En 1831, il prend part à l'insurrection des Romagnes contre le Pape.
1832, sera l'année clef de sa destiné. La mort du Duc de Reichstadt, le 22 juillet, fait de lui le Chef de file du parti bonapartiste ( son frère aîné étant décédé en 1831).
Il élabore un programme politique et organise des réseaux, en France, en vue de sa prise de pouvoir.
Il reprendra les grandes lignes de ce programme, basé sur le césarisme démocratique dans « Les Idées Napoléoniennes » parues en 1839.
Persuadé de sa légitimité, le 30 octobre 1836, il tente avec une poignée de partisans, un soulèvement destiné à renverser Louis-Philippe. Son plan : marcher sur Paris en rassemblant sur son passage les troupes et les populations. Il choisit Strasbourg pour sa situation géographique.

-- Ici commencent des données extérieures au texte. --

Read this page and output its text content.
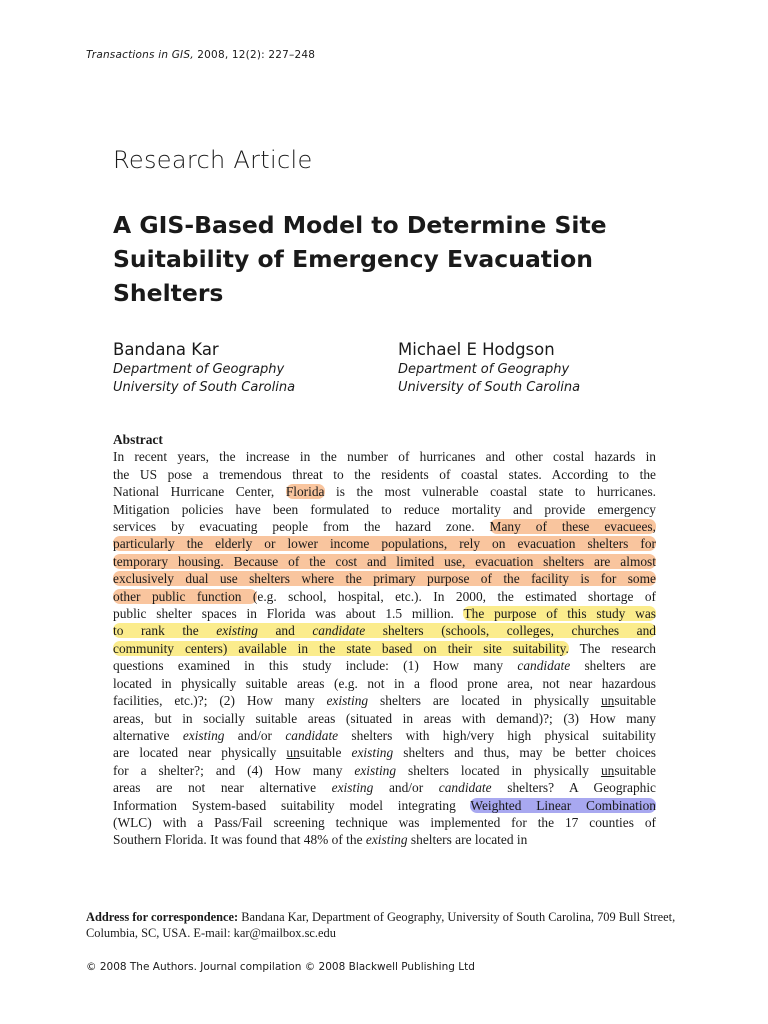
Transactions in GIS, 2008, 12(2): 227–248
Research Article
A GIS-Based Model to Determine Site
Suitability of Emergency Evacuation
Shelters
Bandana Kar
Department of Geography
University of South Carolina
Michael E Hodgson
Department of Geography
University of South Carolina
Abstract
In recent years, the increase in the number of hurricanes and other costal hazards in
the US pose a tremendous threat to the residents of coastal states. According to the
National Hurricane Center, Florida is the most vulnerable coastal state to hurricanes.
Mitigation policies have been formulated to reduce mortality and provide emergency
services by evacuating people from the hazard zone. Many of these evacuees,
particularly the elderly or lower income populations, rely on evacuation shelters for
temporary housing. Because of the cost and limited use, evacuation shelters are almost
exclusively dual use shelters where the primary purpose of the facility is for some
other public function (e.g. school, hospital, etc.). In 2000, the estimated shortage of
public shelter spaces in Florida was about 1.5 million. The purpose of this study was
to rank the existing and candidate shelters (schools, colleges, churches and
community centers) available in the state based on their site suitability. The research
questions examined in this study include: (1) How many candidate shelters are
located in physically suitable areas (e.g. not in a flood prone area, not near hazardous
facilities, etc.)?; (2) How many existing shelters are located in physically unsuitable
areas, but in socially suitable areas (situated in areas with demand)?; (3) How many
alternative existing and/or candidate shelters with high/very high physical suitability
are located near physically unsuitable existing shelters and thus, may be better choices
for a shelter?; and (4) How many existing shelters located in physically unsuitable
areas are not near alternative existing and/or candidate shelters? A Geographic
Information System-based suitability model integrating Weighted Linear Combination
(WLC) with a Pass/Fail screening technique was implemented for the 17 counties of
Southern Florida. It was found that 48% of the existing shelters are located in
Address for correspondence: Bandana Kar, Department of Geography, University of South Carolina, 709 Bull Street, Columbia, SC, USA. E-mail: kar@mailbox.sc.edu
© 2008 The Authors. Journal compilation © 2008 Blackwell Publishing Ltd
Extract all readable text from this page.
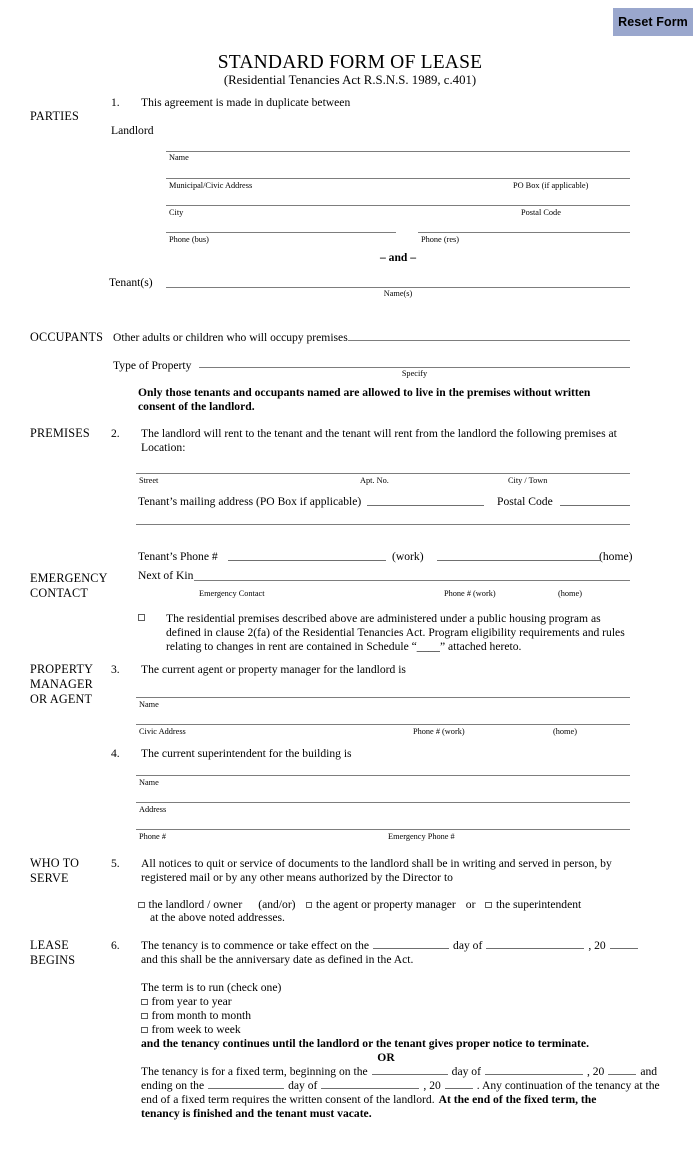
Reset Form
STANDARD FORM OF LEASE
(Residential Tenancies Act R.S.N.S. 1989, c.401)
PARTIES
1. This agreement is made in duplicate between
Landlord
Name
Municipal/Civic Address	PO Box (if applicable)
City	Postal Code
Phone (bus)	Phone (res)
– and –
Tenant(s)
Name(s)
OCCUPANTS Other adults or children who will occupy premises
Type of Property
Specify
Only those tenants and occupants named are allowed to live in the premises without written
consent of the landlord.
PREMISES 2. The landlord will rent to the tenant and the tenant will rent from the landlord the following premises at
Location:
Street	Apt. No.	City / Town
Tenant’s mailing address (PO Box if applicable)	Postal Code
Tenant’s Phone #	(work)	(home)
EMERGENCY
CONTACT
Next of Kin
Emergency Contact	Phone # (work)	(home)
The residential premises described above are administered under a public housing program as
defined in clause 2(fa) of the Residential Tenancies Act. Program eligibility requirements and rules
relating to changes in rent are contained in Schedule “____” attached hereto.
PROPERTY
MANAGER
OR AGENT
3. The current agent or property manager for the landlord is
Name
Civic Address	Phone # (work)	(home)
4. The current superintendent for the building is
Name
Address
Phone #	Emergency Phone #
WHO TO
SERVE
5. All notices to quit or service of documents to the landlord shall be in writing and served in person, by
registered mail or by any other means authorized by the Director to
the landlord / owner (and/or) the agent or property manager or the superintendent
at the above noted addresses.
LEASE
BEGINS
6. The tenancy is to commence or take effect on the	day of	, 20
and this shall be the anniversary date as defined in the Act.
The term is to run (check one)
from year to year
from month to month
from week to week
and the tenancy continues until the landlord or the tenant gives proper notice to terminate.
OR
The tenancy is for a fixed term, beginning on the	day of	, 20	and
ending on the	day of	, 20	. Any continuation of the tenancy at the
end of a fixed term requires the written consent of the landlord. At the end of the fixed term, the
tenancy is finished and the tenant must vacate.
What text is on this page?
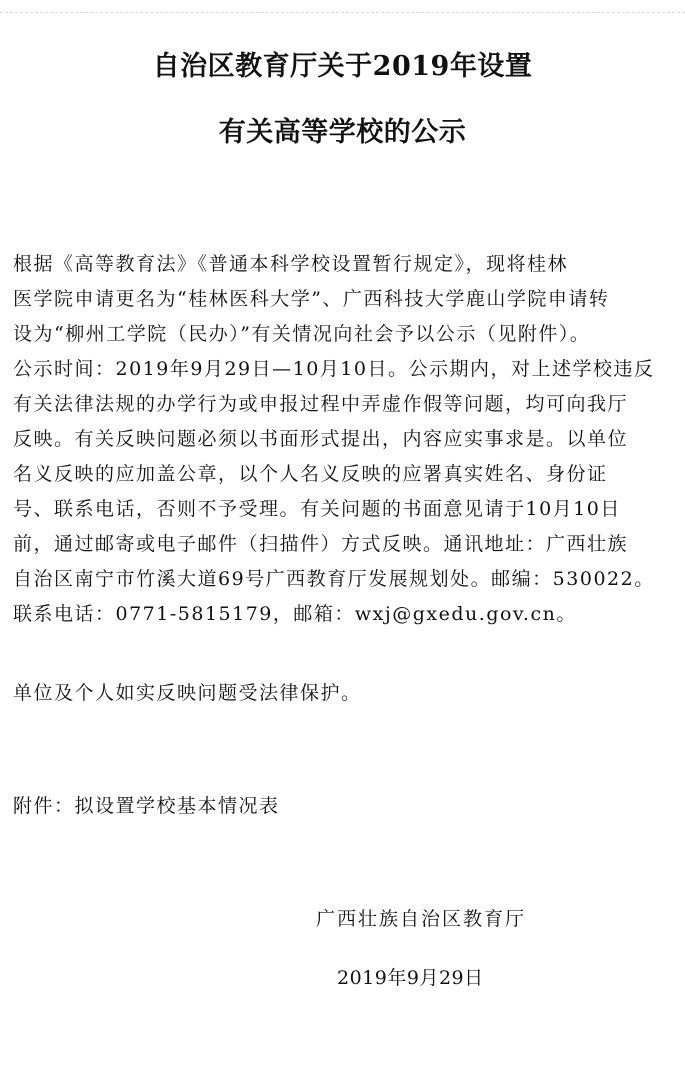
自治区教育厅关于2019年设置
有关高等学校的公示
根据《高等教育法》《普通本科学校设置暂行规定》，现将桂林
医学院申请更名为“桂林医科大学”、广西科技大学鹿山学院申请转
设为“柳州工学院（民办）”有关情况向社会予以公示（见附件）。
公示时间：2019年9月29日—10月10日。公示期内，对上述学校违反
有关法律法规的办学行为或申报过程中弄虚作假等问题，均可向我厅
反映。有关反映问题必须以书面形式提出，内容应实事求是。以单位
名义反映的应加盖公章，以个人名义反映的应署真实姓名、身份证
号、联系电话，否则不予受理。有关问题的书面意见请于10月10日
前，通过邮寄或电子邮件（扫描件）方式反映。通讯地址：广西壮族
自治区南宁市竹溪大道69号广西教育厅发展规划处。邮编：530022。
联系电话：0771-5815179，邮箱：wxj@gxedu.gov.cn。
单位及个人如实反映问题受法律保护。
附件：拟设置学校基本情况表
广西壮族自治区教育厅
2019年9月29日
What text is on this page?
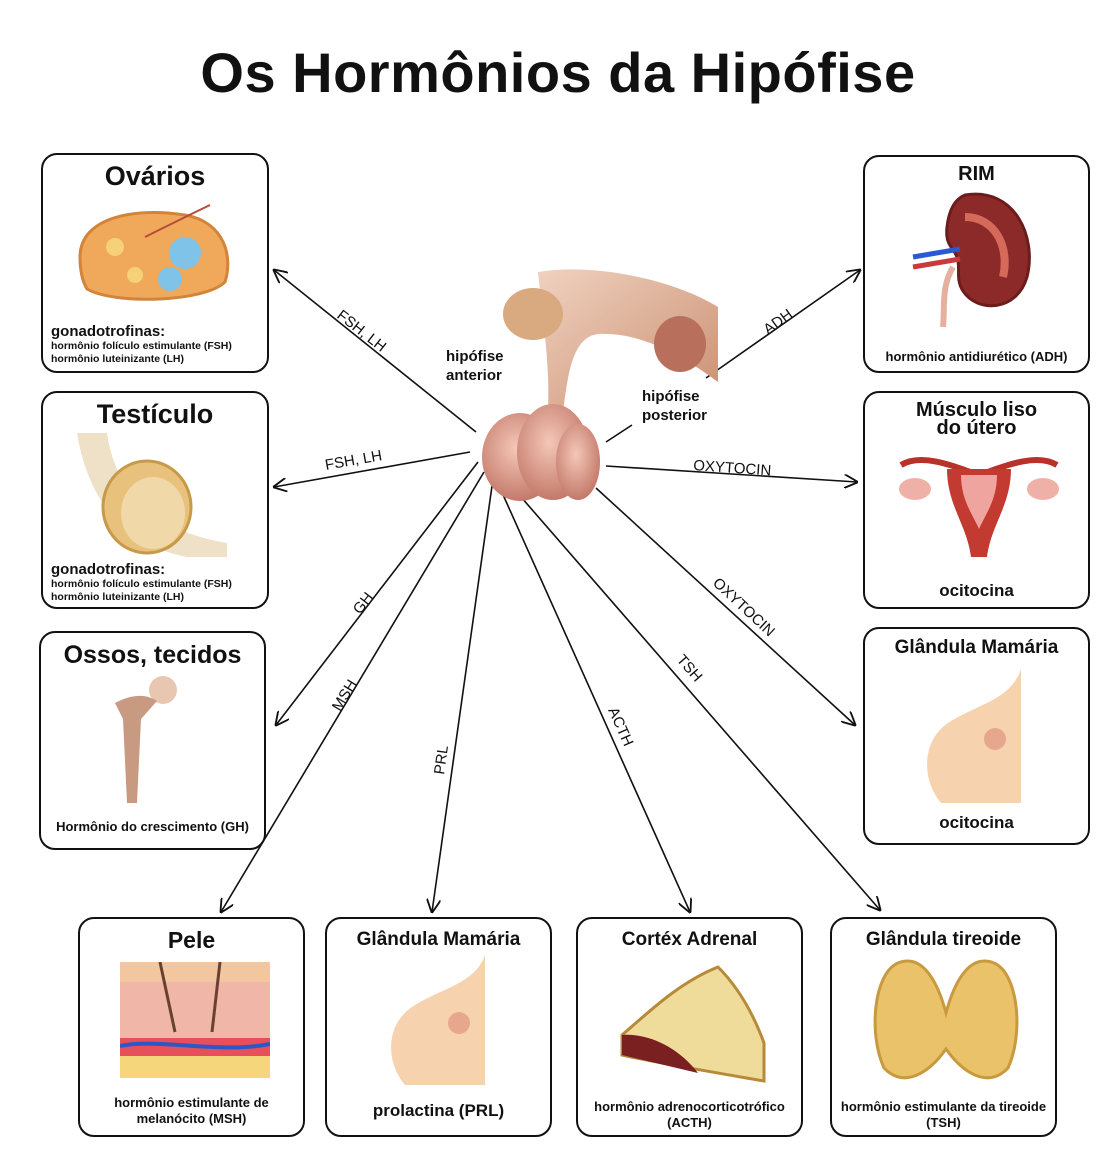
Os Hormônios da Hipófise
FSH, LH
FSH, LH
GH
MSH
PRL
ACTH
TSH
OXYTOCIN
OXYTOCIN
ADH
hipófise
anterior
hipófise
posterior
Ovários
gonadotrofinas:
hormônio folículo estimulante (FSH)
hormônio luteinizante (LH)
Testículo
gonadotrofinas:
hormônio folículo estimulante (FSH)
hormônio luteinizante (LH)
Ossos, tecidos
Hormônio do crescimento (GH)
RIM
hormônio antidiurético (ADH)
Músculo liso
do útero
ocitocina
Glândula Mamária
ocitocina
Pele
hormônio estimulante de melanócito (MSH)
Glândula Mamária
prolactina (PRL)
Cortéx Adrenal
hormônio adrenocorticotrófico (ACTH)
Glândula tireoide
hormônio estimulante da tireoide (TSH)
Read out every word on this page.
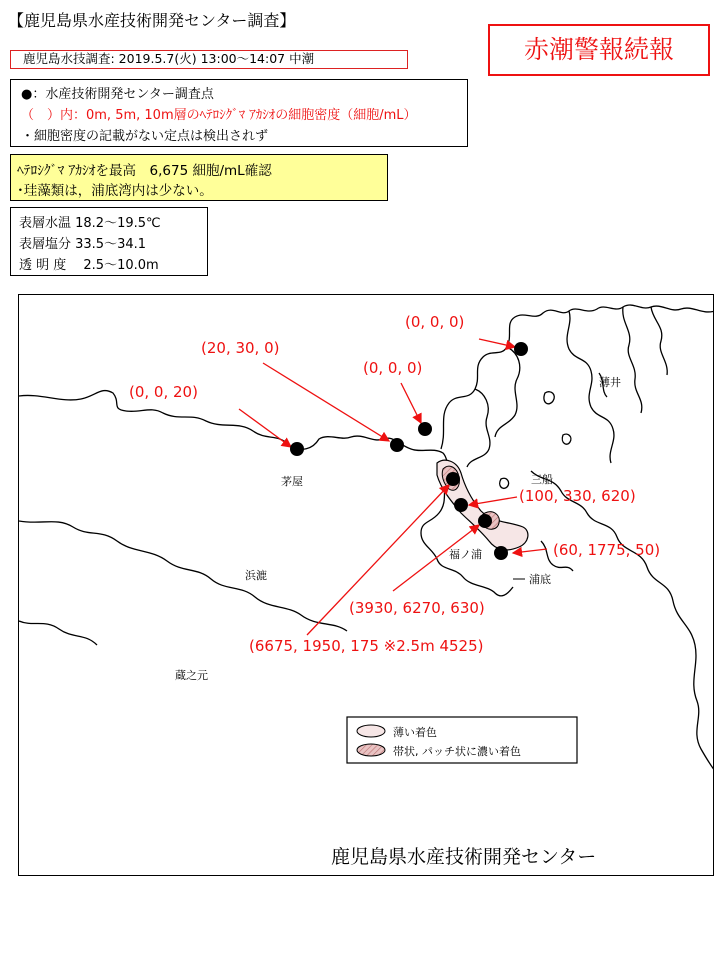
【鹿児島県水産技術開発センター調査】
鹿児島水技調査: 2019.5.7(火) 13:00～14:07 中潮	赤潮警報続報
●：水産技術開発センター調査点
（　）内：0m, 5m, 10m層のﾍﾃﾛｼｸﾞﾏ ｱｶｼｵの細胞密度（細胞/mL）
・細胞密度の記載がない定点は検出されず
ﾍﾃﾛｼｸﾞﾏ ｱｶｼｵを最高　6,675 細胞/mL確認
･珪藻類は，浦底湾内は少ない。
表層水温 18.2～19.5℃
表層塩分 33.5～34.1
透 明 度　 2.5～10.0m
茅屋
浜漉
蔵之元
薄井
三船
福ノ浦
浦底
(0, 0, 20)
(20, 30, 0)
(0, 0, 0)
(0, 0, 0)
(100, 330, 620)
(60, 1775, 50)
(3930, 6270, 630)
(6675, 1950, 175 ※2.5m 4525)
薄い着色
帯状, パッチ状に濃い着色
鹿児島県水産技術開発センター
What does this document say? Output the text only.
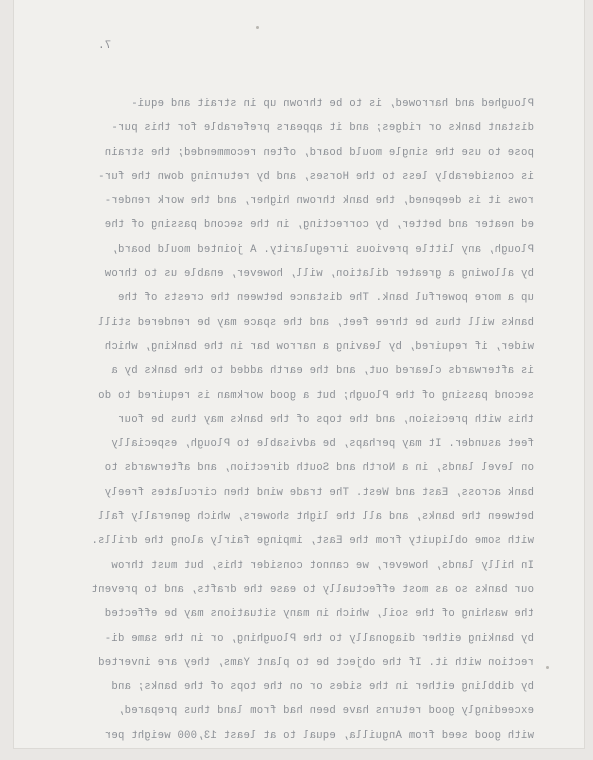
7.
Ploughed and harrowed, is to be thrown up in strait and equi-
distant banks or ridges; and it appears preferable for this pur-
pose to use the single mould board, often recommended; the strain
is considerably less to the Horses, and by returning down the fur-
rows it is deepened, the bank thrown higher, and the work render-
ed neater and better, by correcting, in the second passing of the
Plough, any little previous irregularity. A jointed mould board,
by allowing a greater dilation, will, however, enable us to throw
up a more powerful bank. The distance between the crests of the
banks will thus be three feet, and the space may be rendered still
wider, if required, by leaving a narrow bar in the banking, which
is afterwards cleared out, and the earth added to the banks by a
second passing of the Plough; but a good workman is required to do
this with precision, and the tops of the banks may thus be four
feet asunder. It may perhaps, be advisable to Plough, especially
on level lands, in a North and South direction, and afterwards to
bank across, East and West. The trade wind then circulates freely
between the banks, and all the light showers, which generally fall
with some obliquity from the East, impinge fairly along the drills.
In hilly lands, however, we cannot consider this, but must throw
our banks so as most effectually to ease the drafts, and to prevent
the washing of the soil, which in many situations may be effected
by banking either diagonally to the Ploughing, or in the same di-
rection with it. If the object be to plant Yams, they are inverted
by dibbling either in the sides or on the tops of the banks; and
exceedingly good returns have been had from land thus prepared,
with good seed from Anguilla, equal to at least 13,000 weight per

Mais, l'opération tourne court. Le Prince et ses complices sont arrêtés.
Son père et ses oncles condamnent aussitôt cette tentative. Seule, la Reine Hortense ose demander à Louis-Philippe de laisser son fils quitter la France. Le Roi accepte et fait conduire le Prince à Lorient ; où, muni d'une somme d'argent, il est embarqué, le 21 novembre 1836, à bord de « l' Andromède », à destination des Etats-Unis. Il y arrivera le 30 mars 1837.
En France, les insurgés sont jugés à Strasbourg par la Cour d'Assise. Ils sont acquittés par le jury sous les acclamations du public, le 18 janvier 1837.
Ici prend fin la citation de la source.